🚨 Shai-Hulud Strikes Again:834 Packages Compromised.Technical Analysis →

Book a Demo Install Sign in

pandera-unified-validator

Package Overview

Advanced tools

Install Socket

Detect and block malicious and high-risk dependencies

Install

pandera-unified-validator

Advanced data validation library unifying Pydantic and Pandera with multi-backend support

PyPI

Version: 0.1.0

Maintainers: 1

pandera-unified-validator

Advanced data validation library unifying Pydantic and Pandera with multi-backend support for pandas and Polars.

Features

🔐 Unified Validation – Single schema for both record-level (Pydantic) and DataFrame-level (Pandera) validation
⚡ Multi-Backend Support – Seamlessly switch between pandas and Polars without rewriting validation rules
📊 Streaming Validation – Efficiently validate large CSV, Parquet, and JSONL files that don't fit in memory
🔧 Auto-Fix Suggestions – Intelligent suggestions for common data quality issues with one-click fixes
📈 Data Profiling – Generate statistical profiles and infer validation constraints automatically
📝 Rich Reporting – Beautiful console output, interactive HTML reports, and metrics export (Prometheus, OpenTelemetry)
🧪 Type-Safe – Full type hints with mypy strict mode support
🚀 Production Ready – Comprehensive test suite with >90% coverage, property-based testing, and benchmarks

Installation

pip install pandera-unified-validator

With optional dependencies:

# For Parquet support
pip install pandera-unified-validator[parquet]

# For database validation
pip install pandera-unified-validator[database]

# For data profiling
pip install pandera-unified-validator[profiling]

# All features
pip install pandera-unified-validator[all]

Quick Start (30 seconds)

import pandas as pd
from pandera_unified_validator import SchemaBuilder, UnifiedValidator

# Define schema with fluent API
schema = (
    SchemaBuilder("user_schema")
    .add_column("user_id", int, unique=True, ge=0)
    .add_column("email", str, pattern=r"^[\w\.-]+@[\w\.-]+\.\w+$")
    .add_column("age", int, ge=0, le=120)
    .add_column("score", float, ge=0.0, le=100.0)
    .build()
)

# Create validator with auto-fix enabled
validator = UnifiedValidator(schema.to_validation_schema(), auto_fix=True)

# Validate your data
data = pd.DataFrame({
    "user_id": [1, 2, 3],
    "email": ["user@example.com", "invalid-email", "admin@test.org"],
    "age": [25, 150, 30],  # 150 is out of range
    "score": [85.5, 92.0, 78.5]
})

result = validator.validate(data)

# Check results
print(f"Valid: {result.is_valid}")
print(f"Errors: {len(result.errors)}")
print(f"Suggestions: {len(result.suggestions)}")
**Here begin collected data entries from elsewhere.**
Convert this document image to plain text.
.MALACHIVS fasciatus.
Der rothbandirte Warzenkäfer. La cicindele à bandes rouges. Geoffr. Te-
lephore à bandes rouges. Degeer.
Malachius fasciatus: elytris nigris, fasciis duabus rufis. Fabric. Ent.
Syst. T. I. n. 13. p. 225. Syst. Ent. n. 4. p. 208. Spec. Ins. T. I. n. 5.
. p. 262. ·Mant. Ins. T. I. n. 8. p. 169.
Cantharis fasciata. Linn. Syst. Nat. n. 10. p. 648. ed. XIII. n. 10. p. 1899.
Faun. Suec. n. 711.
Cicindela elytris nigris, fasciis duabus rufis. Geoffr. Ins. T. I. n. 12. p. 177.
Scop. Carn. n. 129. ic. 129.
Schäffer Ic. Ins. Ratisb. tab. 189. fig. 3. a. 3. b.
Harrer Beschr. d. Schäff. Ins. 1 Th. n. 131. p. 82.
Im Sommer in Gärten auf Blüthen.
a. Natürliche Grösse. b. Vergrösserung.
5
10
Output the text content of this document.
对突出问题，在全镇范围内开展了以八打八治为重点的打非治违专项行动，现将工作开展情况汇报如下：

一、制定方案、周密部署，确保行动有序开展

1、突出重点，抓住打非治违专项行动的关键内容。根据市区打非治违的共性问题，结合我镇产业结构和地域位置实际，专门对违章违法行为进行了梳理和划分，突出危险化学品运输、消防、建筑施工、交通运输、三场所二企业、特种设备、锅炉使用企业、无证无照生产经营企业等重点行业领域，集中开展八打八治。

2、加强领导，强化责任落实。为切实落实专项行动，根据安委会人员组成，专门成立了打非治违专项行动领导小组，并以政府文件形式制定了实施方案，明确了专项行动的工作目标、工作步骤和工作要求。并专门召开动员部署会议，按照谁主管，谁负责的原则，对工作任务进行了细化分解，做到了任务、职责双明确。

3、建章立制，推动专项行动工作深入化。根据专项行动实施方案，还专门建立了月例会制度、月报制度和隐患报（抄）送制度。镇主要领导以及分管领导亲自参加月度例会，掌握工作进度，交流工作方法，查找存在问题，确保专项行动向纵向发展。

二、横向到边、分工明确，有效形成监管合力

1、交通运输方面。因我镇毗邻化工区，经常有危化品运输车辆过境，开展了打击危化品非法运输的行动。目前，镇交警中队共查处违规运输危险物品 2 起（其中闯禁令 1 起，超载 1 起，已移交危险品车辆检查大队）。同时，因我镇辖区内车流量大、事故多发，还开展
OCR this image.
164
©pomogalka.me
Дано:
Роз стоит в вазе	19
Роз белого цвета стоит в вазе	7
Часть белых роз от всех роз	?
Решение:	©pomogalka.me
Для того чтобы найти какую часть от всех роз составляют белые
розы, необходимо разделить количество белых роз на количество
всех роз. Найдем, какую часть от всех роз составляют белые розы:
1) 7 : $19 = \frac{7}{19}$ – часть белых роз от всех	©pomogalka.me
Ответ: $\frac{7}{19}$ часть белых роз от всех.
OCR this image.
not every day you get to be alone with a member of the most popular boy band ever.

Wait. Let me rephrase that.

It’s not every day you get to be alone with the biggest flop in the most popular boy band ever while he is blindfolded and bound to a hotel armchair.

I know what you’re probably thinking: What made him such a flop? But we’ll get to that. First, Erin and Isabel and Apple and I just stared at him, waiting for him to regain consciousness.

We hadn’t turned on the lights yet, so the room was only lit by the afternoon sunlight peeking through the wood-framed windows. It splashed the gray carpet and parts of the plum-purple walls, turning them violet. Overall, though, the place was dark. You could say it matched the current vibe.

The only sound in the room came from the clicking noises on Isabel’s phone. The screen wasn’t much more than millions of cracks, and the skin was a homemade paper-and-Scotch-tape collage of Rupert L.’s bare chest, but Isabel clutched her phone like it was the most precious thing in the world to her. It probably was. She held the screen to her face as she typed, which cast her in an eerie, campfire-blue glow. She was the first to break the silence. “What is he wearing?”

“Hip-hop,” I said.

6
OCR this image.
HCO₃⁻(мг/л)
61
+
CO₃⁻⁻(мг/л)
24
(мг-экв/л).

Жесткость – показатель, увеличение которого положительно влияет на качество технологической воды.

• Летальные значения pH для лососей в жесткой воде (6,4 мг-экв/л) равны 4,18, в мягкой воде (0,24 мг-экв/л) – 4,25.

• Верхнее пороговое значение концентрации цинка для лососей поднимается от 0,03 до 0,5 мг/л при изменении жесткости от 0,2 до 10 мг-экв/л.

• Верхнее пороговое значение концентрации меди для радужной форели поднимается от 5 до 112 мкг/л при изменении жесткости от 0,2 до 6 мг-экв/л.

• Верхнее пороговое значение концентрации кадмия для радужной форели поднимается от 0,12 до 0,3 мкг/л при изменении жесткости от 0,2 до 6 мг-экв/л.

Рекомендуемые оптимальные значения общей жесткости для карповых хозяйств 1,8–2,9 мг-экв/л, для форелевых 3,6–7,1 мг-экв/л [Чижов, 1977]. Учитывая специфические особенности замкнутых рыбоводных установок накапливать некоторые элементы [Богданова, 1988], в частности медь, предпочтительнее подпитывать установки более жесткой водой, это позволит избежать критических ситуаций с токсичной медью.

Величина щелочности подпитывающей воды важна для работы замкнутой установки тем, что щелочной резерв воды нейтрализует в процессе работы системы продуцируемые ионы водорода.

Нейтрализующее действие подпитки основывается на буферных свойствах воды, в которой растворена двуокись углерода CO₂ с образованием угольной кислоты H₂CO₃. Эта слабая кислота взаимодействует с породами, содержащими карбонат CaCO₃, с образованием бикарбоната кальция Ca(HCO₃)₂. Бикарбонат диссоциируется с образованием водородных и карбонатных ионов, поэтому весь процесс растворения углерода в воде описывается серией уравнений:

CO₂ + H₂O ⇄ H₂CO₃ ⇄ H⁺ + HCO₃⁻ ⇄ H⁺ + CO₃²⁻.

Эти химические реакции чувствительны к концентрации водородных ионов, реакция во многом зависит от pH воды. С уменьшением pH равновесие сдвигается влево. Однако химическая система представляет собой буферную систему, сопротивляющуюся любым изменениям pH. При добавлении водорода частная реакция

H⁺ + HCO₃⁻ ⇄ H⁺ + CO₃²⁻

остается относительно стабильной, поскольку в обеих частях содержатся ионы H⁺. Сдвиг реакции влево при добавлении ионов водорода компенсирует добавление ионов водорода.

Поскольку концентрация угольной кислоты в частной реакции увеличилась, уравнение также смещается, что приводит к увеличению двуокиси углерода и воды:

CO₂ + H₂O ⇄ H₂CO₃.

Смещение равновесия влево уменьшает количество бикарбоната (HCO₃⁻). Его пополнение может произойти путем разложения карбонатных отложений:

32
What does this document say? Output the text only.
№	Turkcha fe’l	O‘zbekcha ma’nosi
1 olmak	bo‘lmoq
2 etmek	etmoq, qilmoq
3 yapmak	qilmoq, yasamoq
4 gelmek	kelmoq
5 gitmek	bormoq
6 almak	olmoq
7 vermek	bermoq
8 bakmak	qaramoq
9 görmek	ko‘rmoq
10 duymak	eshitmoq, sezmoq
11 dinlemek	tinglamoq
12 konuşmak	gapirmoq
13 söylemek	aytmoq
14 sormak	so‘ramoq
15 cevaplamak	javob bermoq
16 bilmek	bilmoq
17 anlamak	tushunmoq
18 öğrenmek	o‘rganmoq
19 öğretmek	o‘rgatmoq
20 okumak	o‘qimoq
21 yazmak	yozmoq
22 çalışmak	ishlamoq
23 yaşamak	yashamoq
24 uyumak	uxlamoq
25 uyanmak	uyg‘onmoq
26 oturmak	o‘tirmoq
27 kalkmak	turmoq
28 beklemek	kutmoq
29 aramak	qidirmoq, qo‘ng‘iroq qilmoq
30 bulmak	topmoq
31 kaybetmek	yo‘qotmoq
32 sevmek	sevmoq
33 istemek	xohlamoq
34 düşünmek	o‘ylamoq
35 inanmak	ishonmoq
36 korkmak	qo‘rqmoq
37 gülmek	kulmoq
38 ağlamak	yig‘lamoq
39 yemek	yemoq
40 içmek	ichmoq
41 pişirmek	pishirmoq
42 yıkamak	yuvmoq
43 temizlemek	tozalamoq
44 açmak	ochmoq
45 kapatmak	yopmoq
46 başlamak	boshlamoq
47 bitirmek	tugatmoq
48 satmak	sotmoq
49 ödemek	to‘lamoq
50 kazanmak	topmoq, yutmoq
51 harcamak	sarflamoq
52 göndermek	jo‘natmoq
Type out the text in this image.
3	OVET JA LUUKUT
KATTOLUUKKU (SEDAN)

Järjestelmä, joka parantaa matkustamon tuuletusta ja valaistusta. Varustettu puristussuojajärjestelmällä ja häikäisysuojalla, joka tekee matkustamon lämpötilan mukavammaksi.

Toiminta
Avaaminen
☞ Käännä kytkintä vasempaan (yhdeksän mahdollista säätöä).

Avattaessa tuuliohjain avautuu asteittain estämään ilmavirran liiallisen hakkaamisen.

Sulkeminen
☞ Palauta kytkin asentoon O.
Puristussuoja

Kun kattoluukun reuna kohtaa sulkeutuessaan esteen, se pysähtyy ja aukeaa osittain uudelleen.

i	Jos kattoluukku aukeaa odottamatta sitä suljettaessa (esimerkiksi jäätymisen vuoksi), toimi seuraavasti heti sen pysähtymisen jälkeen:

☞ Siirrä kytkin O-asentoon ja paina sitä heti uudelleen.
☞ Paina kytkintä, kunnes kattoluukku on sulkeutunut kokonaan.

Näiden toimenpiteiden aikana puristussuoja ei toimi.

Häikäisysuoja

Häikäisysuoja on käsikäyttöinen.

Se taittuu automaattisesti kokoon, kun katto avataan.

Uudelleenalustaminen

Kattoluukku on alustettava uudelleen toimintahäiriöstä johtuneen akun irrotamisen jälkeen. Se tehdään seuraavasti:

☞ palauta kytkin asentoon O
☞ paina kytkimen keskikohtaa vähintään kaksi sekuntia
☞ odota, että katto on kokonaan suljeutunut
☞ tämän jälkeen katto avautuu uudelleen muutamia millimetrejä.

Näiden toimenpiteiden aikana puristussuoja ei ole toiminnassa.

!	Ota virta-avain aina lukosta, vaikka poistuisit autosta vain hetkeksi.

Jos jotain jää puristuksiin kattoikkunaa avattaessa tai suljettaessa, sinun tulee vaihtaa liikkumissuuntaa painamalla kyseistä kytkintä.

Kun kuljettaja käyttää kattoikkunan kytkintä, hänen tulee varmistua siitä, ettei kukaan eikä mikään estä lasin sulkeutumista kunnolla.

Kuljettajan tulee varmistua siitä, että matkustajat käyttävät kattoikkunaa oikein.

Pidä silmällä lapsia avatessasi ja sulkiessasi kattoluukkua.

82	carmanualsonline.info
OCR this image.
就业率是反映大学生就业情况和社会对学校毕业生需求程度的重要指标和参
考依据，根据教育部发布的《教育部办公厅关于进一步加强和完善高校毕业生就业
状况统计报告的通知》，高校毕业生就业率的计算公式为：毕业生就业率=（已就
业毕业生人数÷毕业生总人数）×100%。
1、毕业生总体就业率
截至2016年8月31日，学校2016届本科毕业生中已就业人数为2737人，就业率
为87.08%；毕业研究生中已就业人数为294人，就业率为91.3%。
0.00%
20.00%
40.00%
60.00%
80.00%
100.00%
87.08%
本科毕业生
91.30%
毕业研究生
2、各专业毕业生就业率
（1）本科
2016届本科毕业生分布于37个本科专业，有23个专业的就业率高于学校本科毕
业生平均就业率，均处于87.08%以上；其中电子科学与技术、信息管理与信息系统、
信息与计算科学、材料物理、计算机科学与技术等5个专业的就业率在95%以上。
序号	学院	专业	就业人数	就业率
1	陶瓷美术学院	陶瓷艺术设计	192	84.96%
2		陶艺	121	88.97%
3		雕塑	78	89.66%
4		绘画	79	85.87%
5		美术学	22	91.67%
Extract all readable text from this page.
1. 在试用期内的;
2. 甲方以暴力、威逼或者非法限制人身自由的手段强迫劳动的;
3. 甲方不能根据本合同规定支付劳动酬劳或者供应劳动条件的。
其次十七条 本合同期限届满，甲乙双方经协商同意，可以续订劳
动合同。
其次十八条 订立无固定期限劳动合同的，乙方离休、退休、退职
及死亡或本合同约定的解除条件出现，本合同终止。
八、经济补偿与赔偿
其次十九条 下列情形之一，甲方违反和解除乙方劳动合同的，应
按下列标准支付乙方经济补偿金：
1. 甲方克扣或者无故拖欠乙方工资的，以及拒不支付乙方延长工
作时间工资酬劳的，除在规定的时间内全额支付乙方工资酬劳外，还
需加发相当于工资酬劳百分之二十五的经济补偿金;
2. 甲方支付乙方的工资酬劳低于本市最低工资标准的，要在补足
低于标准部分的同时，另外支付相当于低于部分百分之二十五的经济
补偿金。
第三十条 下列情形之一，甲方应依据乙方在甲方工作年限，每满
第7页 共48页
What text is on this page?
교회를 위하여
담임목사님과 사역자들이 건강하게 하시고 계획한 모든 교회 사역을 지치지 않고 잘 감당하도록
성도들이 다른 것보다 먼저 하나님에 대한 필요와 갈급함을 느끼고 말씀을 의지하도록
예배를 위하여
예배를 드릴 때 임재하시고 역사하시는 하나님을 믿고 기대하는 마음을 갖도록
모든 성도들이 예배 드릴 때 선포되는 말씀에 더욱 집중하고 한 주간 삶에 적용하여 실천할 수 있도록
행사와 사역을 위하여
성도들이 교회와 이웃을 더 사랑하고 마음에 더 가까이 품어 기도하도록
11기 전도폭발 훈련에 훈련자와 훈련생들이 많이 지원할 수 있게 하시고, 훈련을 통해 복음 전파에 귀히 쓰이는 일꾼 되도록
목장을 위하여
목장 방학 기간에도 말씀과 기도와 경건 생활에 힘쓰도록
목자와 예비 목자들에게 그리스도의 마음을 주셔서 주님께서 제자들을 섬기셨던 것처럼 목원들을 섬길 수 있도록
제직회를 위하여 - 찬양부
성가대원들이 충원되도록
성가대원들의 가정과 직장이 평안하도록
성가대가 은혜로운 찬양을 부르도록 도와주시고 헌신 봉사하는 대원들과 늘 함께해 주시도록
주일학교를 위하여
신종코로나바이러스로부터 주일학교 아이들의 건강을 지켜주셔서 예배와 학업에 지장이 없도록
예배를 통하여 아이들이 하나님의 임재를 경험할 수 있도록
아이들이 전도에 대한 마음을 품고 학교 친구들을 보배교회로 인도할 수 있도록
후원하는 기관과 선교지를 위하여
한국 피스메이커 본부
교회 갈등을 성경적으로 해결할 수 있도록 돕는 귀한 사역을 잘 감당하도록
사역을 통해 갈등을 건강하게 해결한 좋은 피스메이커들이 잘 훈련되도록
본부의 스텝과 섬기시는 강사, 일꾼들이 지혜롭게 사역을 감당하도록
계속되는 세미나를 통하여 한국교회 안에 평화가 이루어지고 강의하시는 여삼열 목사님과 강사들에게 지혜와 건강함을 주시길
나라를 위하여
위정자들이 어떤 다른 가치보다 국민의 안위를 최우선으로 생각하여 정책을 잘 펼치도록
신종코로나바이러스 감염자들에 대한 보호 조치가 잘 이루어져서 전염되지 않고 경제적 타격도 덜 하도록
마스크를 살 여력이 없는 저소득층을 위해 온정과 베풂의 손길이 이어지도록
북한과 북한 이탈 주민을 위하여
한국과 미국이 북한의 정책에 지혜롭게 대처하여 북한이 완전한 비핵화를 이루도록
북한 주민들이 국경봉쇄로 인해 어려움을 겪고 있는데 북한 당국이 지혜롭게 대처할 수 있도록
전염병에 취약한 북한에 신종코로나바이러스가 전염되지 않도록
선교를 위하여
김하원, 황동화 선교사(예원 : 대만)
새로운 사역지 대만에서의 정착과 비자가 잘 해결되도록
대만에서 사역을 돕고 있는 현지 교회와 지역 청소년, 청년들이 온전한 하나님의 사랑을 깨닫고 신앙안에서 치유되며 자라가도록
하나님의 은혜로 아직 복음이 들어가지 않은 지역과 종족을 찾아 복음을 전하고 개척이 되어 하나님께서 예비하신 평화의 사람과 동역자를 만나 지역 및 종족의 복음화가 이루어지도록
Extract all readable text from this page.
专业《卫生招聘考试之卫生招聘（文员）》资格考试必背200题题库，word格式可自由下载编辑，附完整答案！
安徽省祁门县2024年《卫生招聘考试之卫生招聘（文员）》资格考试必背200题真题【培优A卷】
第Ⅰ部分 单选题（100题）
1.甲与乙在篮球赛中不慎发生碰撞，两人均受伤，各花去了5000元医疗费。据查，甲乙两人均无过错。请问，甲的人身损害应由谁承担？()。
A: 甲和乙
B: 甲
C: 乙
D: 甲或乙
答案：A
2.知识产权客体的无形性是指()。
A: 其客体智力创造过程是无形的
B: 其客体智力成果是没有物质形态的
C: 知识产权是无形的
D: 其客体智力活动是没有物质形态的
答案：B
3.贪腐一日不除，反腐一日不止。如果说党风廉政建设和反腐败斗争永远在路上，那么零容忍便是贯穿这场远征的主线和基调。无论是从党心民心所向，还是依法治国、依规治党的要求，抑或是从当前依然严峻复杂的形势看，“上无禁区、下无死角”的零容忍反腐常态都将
# Generate beautiful reports
from pandera_unified_validator import ValidationReporter

reporter = ValidationReporter(result)
reporter.to_console(verbose=True)  # Rich console output
reporter.to_html("report.html")     # Interactive HTML report
reporter.to_json("report.json")     # JSON export

Comparison with Alternatives

Feature	pandera-unified-validator	Pydantic	Pandera
Record validation	✅	✅	❌
DataFrame validation	✅	❌	✅
Unified schema	✅	❌	❌
Multi-backend (pandas/Polars)	✅	❌	❌
Streaming validation	✅	❌	❌
Auto-fix suggestions	✅	❌	❌
Data profiling	✅	❌	✅
HTML/JSON reports	✅	❌	❌
Metrics export	✅	❌	❌

Real-World Example: E-commerce Product Validation

from pandera_unified_validator import UnifiedValidator, SchemaBuilder, ValidationReporter

# Define comprehensive product schema
schema = (
    SchemaBuilder("product_catalog")
    .add_column("product_id", str, unique=True, pattern=r"^PRD-\d{6}$")
    .add_column("name", str, nullable=False)
    .add_column("price", float, ge=0.01, le=1_000_000)
    .add_column("category", str, isin=["Electronics", "Clothing", "Books", "Home"])
    .add_column("stock_quantity", int, ge=0)
    .add_column("supplier_id", str, pattern=r"^SUP-\d{4}$")
    .add_cross_column_constraint(
        "price_check",
        ["price", "category"],
        lambda df: df["price"] < 10000 if df["category"] == "Books" else True,
        error_message="Books must be priced under $10,000"
    )
    .build()
)

# Validate with auto-fix
validator = UnifiedValidator(schema.to_validation_schema(), auto_fix=True)
result = validator.validate(products_df)

# Generate comprehensive report
reporter = ValidationReporter(result)
reporter.to_console(verbose=True)
reporter.to_html("validation_report.html")

# Apply auto-fixes
if result.suggestions:
    fixed_df = validator.apply_fixes(products_df, result)
    print(f"Fixed {len(result.suggestions)} issues automatically")

Streaming Validation for Large Files

from pandera_unified_validator import StreamingValidator

# Validate large CSV without loading into memory
schema = SchemaBuilder("transactions").add_column("amount", float, ge=0).build()
validator = StreamingValidator(schema, chunk_size=10000, error_threshold=0.05)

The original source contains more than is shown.